Kant became the founder of a philosophical trend that was called German idealism.

Hegel

Hegel was a follower of Kant, but his idealism was objective. His views are very different from other idealists, since Hegel had a slightly different logic. In general, he was very attentive to logic, for which he studied the works of the greatest ancient Greek philosophers, setting out the results of his reflections in the work "Science of Logic".

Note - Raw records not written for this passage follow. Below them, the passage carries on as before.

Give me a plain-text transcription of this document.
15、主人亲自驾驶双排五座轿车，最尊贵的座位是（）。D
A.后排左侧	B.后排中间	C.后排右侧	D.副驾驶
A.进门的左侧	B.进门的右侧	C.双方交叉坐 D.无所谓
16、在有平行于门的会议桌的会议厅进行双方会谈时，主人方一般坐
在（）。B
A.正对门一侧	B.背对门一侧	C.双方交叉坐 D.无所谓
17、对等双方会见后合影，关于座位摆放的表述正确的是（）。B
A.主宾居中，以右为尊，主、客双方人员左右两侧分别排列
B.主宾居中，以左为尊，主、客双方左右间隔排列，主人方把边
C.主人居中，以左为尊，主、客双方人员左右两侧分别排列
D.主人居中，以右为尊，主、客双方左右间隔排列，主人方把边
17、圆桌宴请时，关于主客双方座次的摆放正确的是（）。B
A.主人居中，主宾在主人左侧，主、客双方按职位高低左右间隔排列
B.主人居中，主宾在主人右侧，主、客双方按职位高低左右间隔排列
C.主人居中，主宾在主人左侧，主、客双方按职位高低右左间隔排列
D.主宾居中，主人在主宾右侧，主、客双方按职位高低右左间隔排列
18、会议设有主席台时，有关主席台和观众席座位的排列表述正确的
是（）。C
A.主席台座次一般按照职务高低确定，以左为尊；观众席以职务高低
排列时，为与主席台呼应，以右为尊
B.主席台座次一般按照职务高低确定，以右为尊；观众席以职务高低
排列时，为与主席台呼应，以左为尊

Hegel argued that the Absolute Spirit is the basis of all that exists, it is infinite, and this is already enough to know oneself in full. Nevertheless, in order to know, he needs to see himself, therefore manifestation is necessary. Hegel believed that the contradictions of history and history are an important part of the contradictions of national Spirits, and when they disappear, the Absolute Spirit will come to the Absolute Idea of itself, which will be the result of this knowledge. Then the Kingdom of Freedom will come.

Hegel's logic is rather complex, so his works were often misunderstood and incorrectly translated into other languages.

Nietzsche

The works of Friedrich Nietzsche are rather atypical for philosophers. He deliberately refused to express his thoughts in the usual way, preferring a literary style. Nietzsche also refrained from revealing reasons and unfolding arguments. This gave him considerable freedom, since it was possible to write everything that he thought or saw directly, refusing to follow any theory, even his own. Nietzsche's ideas greatly influenced the entire Western world, not only the philosophical one.